As Related Midwest continues through the approvals process, the firm is adjusting plans to the changing community. According to Kaplan, a 2016 planning study found a desire to include more market-rate units. To accomplish this, Kaplan said Related Midwest upgraded phase three plans to increase the density to include more market-rate units while maintaining the affordable housing units.
Sigcho-Lopez said affordable and public housing should stay the top priority. He noted an estimated shortage of 120,000 units of public and affordable housing in Chicago, making this project even more important.

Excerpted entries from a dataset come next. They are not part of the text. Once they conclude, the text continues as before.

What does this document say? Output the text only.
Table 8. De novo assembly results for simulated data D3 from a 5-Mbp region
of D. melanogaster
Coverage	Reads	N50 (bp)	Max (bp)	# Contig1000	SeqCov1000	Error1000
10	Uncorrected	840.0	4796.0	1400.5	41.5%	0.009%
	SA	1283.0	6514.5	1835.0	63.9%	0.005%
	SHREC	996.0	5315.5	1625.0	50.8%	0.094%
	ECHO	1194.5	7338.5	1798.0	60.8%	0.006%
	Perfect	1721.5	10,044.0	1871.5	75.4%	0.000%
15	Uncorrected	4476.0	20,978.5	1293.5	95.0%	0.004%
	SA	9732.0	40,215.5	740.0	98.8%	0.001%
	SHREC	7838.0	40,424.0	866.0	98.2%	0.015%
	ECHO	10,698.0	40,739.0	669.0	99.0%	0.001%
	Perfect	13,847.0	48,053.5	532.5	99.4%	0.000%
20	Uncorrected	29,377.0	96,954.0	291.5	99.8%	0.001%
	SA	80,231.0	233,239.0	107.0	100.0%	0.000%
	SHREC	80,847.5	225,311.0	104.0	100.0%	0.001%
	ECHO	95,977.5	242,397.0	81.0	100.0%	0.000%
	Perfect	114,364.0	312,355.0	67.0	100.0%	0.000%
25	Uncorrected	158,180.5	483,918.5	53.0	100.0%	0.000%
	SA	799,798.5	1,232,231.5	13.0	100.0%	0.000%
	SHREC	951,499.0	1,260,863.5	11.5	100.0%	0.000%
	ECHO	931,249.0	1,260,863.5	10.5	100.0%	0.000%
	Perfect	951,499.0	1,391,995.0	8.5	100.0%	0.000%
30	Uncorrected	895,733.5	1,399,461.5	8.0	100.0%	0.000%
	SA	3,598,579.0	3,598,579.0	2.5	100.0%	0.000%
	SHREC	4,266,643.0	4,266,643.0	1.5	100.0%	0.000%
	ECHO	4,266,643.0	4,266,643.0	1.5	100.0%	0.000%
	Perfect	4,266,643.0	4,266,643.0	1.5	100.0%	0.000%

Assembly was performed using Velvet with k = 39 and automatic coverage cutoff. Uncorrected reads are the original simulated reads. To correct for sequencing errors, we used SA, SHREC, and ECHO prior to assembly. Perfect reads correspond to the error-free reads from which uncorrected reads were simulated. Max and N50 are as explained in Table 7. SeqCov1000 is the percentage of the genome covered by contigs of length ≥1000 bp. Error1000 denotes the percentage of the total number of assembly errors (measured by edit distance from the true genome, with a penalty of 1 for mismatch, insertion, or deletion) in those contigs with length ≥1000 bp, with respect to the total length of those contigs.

Sigcho-Lopez also expressed concern about lifting the moratorium on evictions, unemployment numbers, and “skyrocketing” costs of living that continue to displace residents from the community. He therefore hopes the latest phase, as well as Federal funds and an increased focus on housing options by City agencies, will help promote change.
“We are two decades into this, and we have been working diligently to make this not only possible but beneficial to the community,” Sigcho-Lopez said. “It certainly has taken a long time, and we have advocated for this project to have the changes residents want, to make sure it’s truly affordable and with commercial spaces that are actually available to residents. The prioritization of housing, in general, has been a long time coming, but I’m hoping this is the beginning of more of an investment in affordable and public housing.”
Related Midwest needs more approvals before phase three gets fully underway. Kaplan explained CHA is next to approve, and then the project will go to the City Council, which will discuss financing. Related Midwest hopes to wrap up phase three construction in 2023.